Jackson and eight other black leaders met yesterday for an hour and a half with Deputy Attorney General Charles Renfrew and Drew S. Days III, chief of the department's civil rights division, to discuss "eight or nine" subjects they said the black community is angry about. One was the recent fatal beating of a black man by three white policemen in Chicago.

"The dead man turned out to be mentally retarded and the three white policemen have been hired by the Teamsters union," Jackson said. "In one sense, I will measure the success of this meeting by what happens in Chicago."

Benjamin Hooks, executive director of the NAACP, said that the Justice Department is sending a representative to Chicago to take stock of the situation. Hooks said it is his hope that the department will seek charges against the three white policemen on federal civil rights offenses even while the city of Chicago and the state of Illinois decide how to deal with the incident.
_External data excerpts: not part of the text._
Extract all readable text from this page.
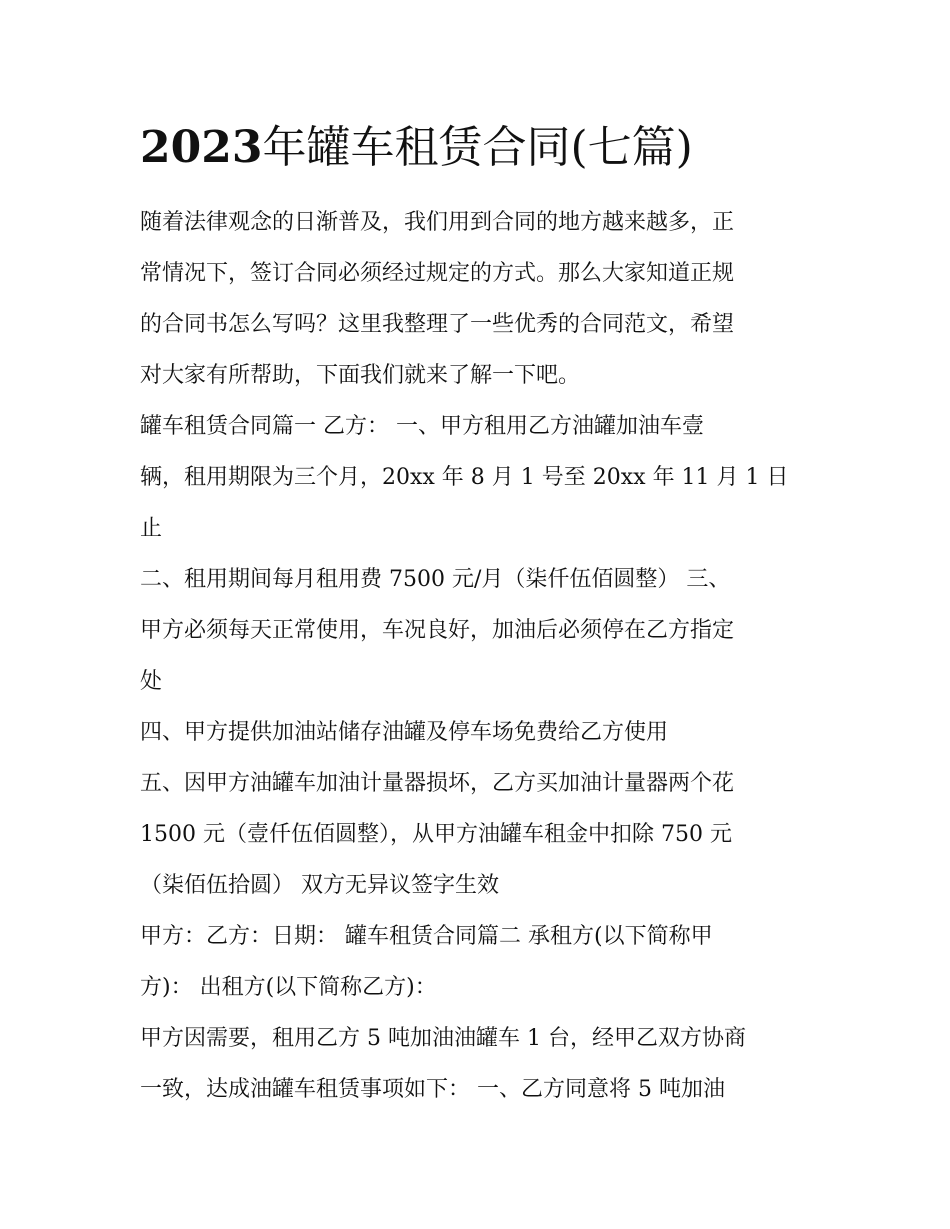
2023年罐车租赁合同(七篇)

随着法律观念的日渐普及，我们用到合同的地方越来越多，正

常情况下，签订合同必须经过规定的方式。那么大家知道正规

的合同书怎么写吗？这里我整理了一些优秀的合同范文，希望

对大家有所帮助，下面我们就来了解一下吧。

罐车租赁合同篇一 乙方： 一、甲方租用乙方油罐加油车壹

辆，租用期限为三个月，20xx 年 8 月 1 号至 20xx 年 11 月 1 日

止

二、租用期间每月租用费 7500 元/月（柒仟伍佰圆整） 三、

甲方必须每天正常使用，车况良好，加油后必须停在乙方指定

处

四、甲方提供加油站储存油罐及停车场免费给乙方使用

五、因甲方油罐车加油计量器损坏，乙方买加油计量器两个花

1500 元（壹仟伍佰圆整），从甲方油罐车租金中扣除 750 元

（柒佰伍拾圆） 双方无异议签字生效

甲方：乙方：日期： 罐车租赁合同篇二 承租方(以下简称甲

方)： 出租方(以下简称乙方)：

甲方因需要，租用乙方 5 吨加油油罐车 1 台，经甲乙双方协商

一致，达成油罐车租赁事项如下： 一、乙方同意将 5 吨加油
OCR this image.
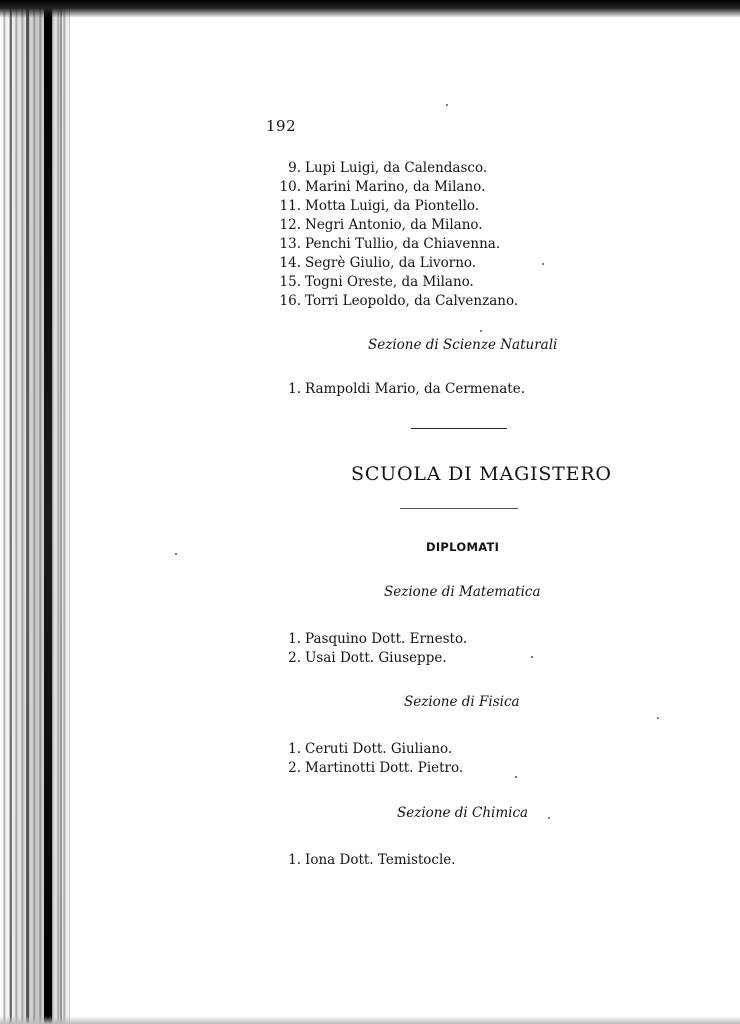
192
9. Lupi Luigi, da Calendasco.
10. Marini Marino, da Milano.
11. Motta Luigi, da Piontello.
12. Negri Antonio, da Milano.
13. Penchi Tullio, da Chiavenna.
14. Segrè Giulio, da Livorno.
15. Togni Oreste, da Milano.
16. Torri Leopoldo, da Calvenzano.
Sezione di Scienze Naturali
1. Rampoldi Mario, da Cermenate.
SCUOLA DI MAGISTERO
DIPLOMATI
Sezione di Matematica
1. Pasquino Dott. Ernesto.
2. Usai Dott. Giuseppe.
Sezione di Fisica
1. Ceruti Dott. Giuliano.
2. Martinotti Dott. Pietro.
Sezione di Chimica
1. Iona Dott. Temistocle.
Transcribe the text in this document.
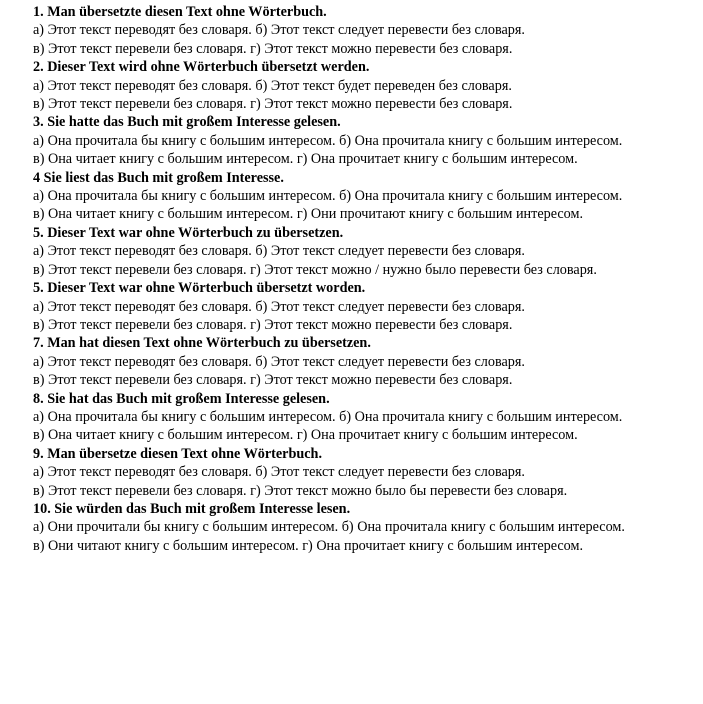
1. Man übersetzte diesen Text ohne Wörterbuch.
а) Этот текст переводят без словаря. б) Этот текст следует перевести без словаря.
в) Этот текст перевели без словаря. г) Этот текст можно перевести без словаря.
2. Dieser Text wird ohne Wörterbuch übersetzt werden.
а) Этот текст переводят без словаря. б) Этот текст будет переведен без словаря.
в) Этот текст перевели без словаря. г) Этот текст можно перевести без словаря.
3. Sie hatte das Buch mit großem Interesse gelesen.
а) Она прочитала бы книгу с большим интересом. б) Она прочитала книгу с большим интересом.
в) Она читает книгу с большим интересом. г) Она прочитает книгу с большим интересом.
4 Sie liest das Buch mit großem Interesse.
а) Она прочитала бы книгу с большим интересом. б) Она прочитала книгу с большим интересом.
в) Она читает книгу с большим интересом. г) Они прочитают книгу с большим интересом.
5. Dieser Text war ohne Wörterbuch zu übersetzen.
а) Этот текст переводят без словаря. б) Этот текст следует перевести без словаря.
в) Этот текст перевели без словаря. г) Этот текст можно / нужно было перевести без словаря.
5. Dieser Text war ohne Wörterbuch übersetzt worden.
а) Этот текст переводят без словаря. б) Этот текст следует перевести без словаря.
в) Этот текст перевели без словаря. г) Этот текст можно перевести без словаря.
7. Man hat diesen Text ohne Wörterbuch zu übersetzen.
а) Этот текст переводят без словаря. б) Этот текст следует перевести без словаря.
в) Этот текст перевели без словаря. г) Этот текст можно перевести без словаря.
8. Sie hat das Buch mit großem Interesse gelesen.
а) Она прочитала бы книгу с большим интересом. б) Она прочитала книгу с большим интересом.
в) Она читает книгу с большим интересом. г) Она прочитает книгу с большим интересом.
9. Man übersetze diesen Text ohne Wörterbuch.
а) Этот текст переводят без словаря. б) Этот текст следует перевести без словаря.
в) Этот текст перевели без словаря. г) Этот текст можно было бы перевести без словаря.
10. Sie würden das Buch mit großem Interesse lesen.
а) Они прочитали бы книгу с большим интересом. б) Она прочитала книгу с большим интересом.
в) Они читают книгу с большим интересом. г) Она прочитает книгу с большим интересом.
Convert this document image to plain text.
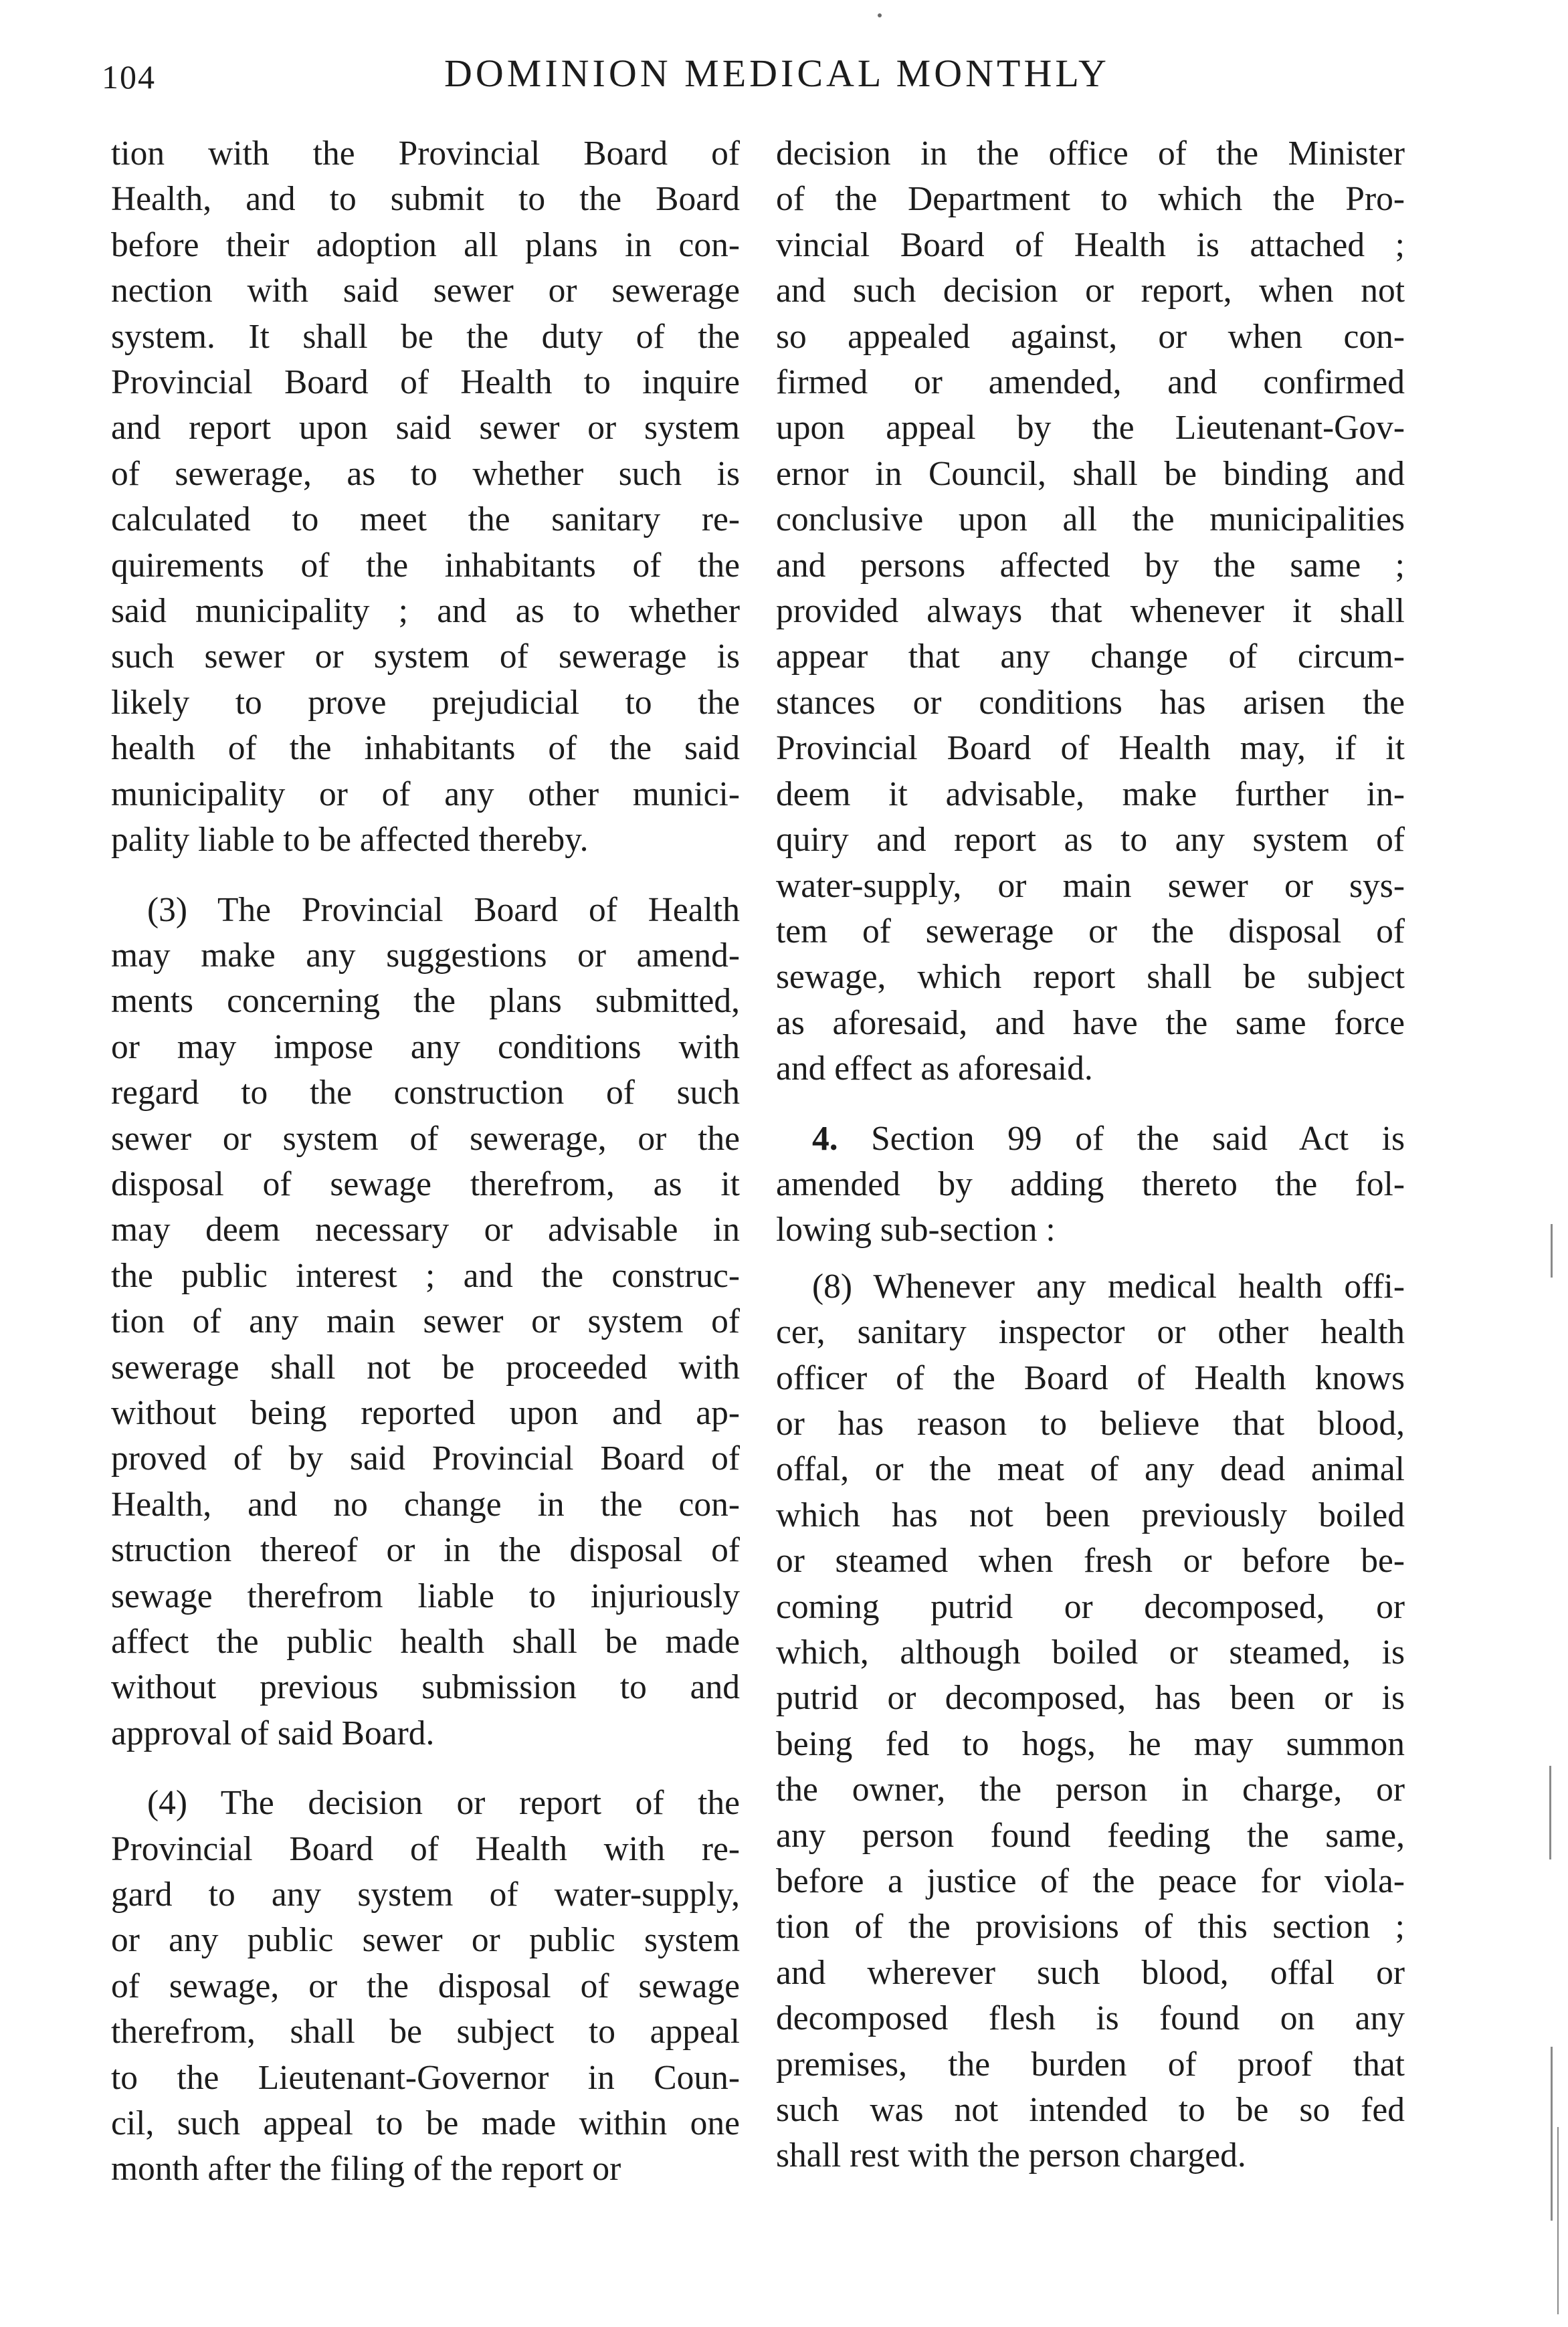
104	DOMINION MEDICAL MONTHLY
tion with the Provincial Board of
Health, and to submit to the Board
before their adoption all plans in con-
nection with said sewer or sewerage
system. It shall be the duty of the
Provincial Board of Health to inquire
and report upon said sewer or system
of sewerage, as to whether such is
calculated to meet the sanitary re-
quirements of the inhabitants of the
said municipality ; and as to whether
such sewer or system of sewerage is
likely to prove prejudicial to the
health of the inhabitants of the said
municipality or of any other munici-
pality liable to be affected thereby.
(3) The Provincial Board of Health
may make any suggestions or amend-
ments concerning the plans submitted,
or may impose any conditions with
regard to the construction of such
sewer or system of sewerage, or the
disposal of sewage therefrom, as it
may deem necessary or advisable in
the public interest ; and the construc-
tion of any main sewer or system of
sewerage shall not be proceeded with
without being reported upon and ap-
proved of by said Provincial Board of
Health, and no change in the con-
struction thereof or in the disposal of
sewage therefrom liable to injuriously
affect the public health shall be made
without previous submission to and
approval of said Board.
(4) The decision or report of the
Provincial Board of Health with re-
gard to any system of water-supply,
or any public sewer or public system
of sewage, or the disposal of sewage
therefrom, shall be subject to appeal
to the Lieutenant-Governor in Coun-
cil, such appeal to be made within one
month after the filing of the report or
decision in the office of the Minister
of the Department to which the Pro-
vincial Board of Health is attached ;
and such decision or report, when not
so appealed against, or when con-
firmed or amended, and confirmed
upon appeal by the Lieutenant-Gov-
ernor in Council, shall be binding and
conclusive upon all the municipalities
and persons affected by the same ;
provided always that whenever it shall
appear that any change of circum-
stances or conditions has arisen the
Provincial Board of Health may, if it
deem it advisable, make further in-
quiry and report as to any system of
water-supply, or main sewer or sys-
tem of sewerage or the disposal of
sewage, which report shall be subject
as aforesaid, and have the same force
and effect as aforesaid.
4. Section 99 of the said Act is
amended by adding thereto the fol-
lowing sub-section :
(8) Whenever any medical health offi-
cer, sanitary inspector or other health
officer of the Board of Health knows
or has reason to believe that blood,
offal, or the meat of any dead animal
which has not been previously boiled
or steamed when fresh or before be-
coming putrid or decomposed, or
which, although boiled or steamed, is
putrid or decomposed, has been or is
being fed to hogs, he may summon
the owner, the person in charge, or
any person found feeding the same,
before a justice of the peace for viola-
tion of the provisions of this section ;
and wherever such blood, offal or
decomposed flesh is found on any
premises, the burden of proof that
such was not intended to be so fed
shall rest with the person charged.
"Dual prosecution is in order here," Hooks said. "The Justice Department needs to be make its presence felt in these cases, before the fact, during the fact and after it."

Besides Chicago, the black leaders discussed with Renfrew and Days the still-unsolved shooting of National Urban League president Vernon Jordan in June, the growing strength of the Ku Klux Klan, what they see as an increase in police brutality and the mounting uneasiness of black communities.

"We told them the anger out in the street is very great," said Carl Holman, president of the National Urban Coalition. "There's real anger, real growing resentment."

Hooks said he could not repeat what Renfrew told them about the Jordan shooting because it is an ongoing investigation but said he came away hopeful that the crime would be solved.

"They made it clear that the Jordan case is the highest priority case in the FBI right now," Hooks said, "and I have faith that when the police are trying to find out what happened in the small town of Fort Wayne, Ind., on a given night that they will find out."

Hooks said that Renfrew and Days agreed that the strength of the Ku Klux Klan has grown but wondered what they could do about it. Hooks said Renfrew said the Klan is one of the risks a free society takes.

"The trouble is, Klansmen don't water pillowcases over their heads anymore," Hooks said. "They go to Duke and Harvard and to be frank with you I'm more afraid of Klansmen in three-piece Brooks Brothers suits than I am of the guys in the sheets."

Hooks said he felt the meeting at the department was frank and productive, with little of the visible anger he said the black leaders felt about things.

"It's not necessary to holler 'Black Power' and throw bricks to make our point," he said. "We've learned to disagree without being disagreeable."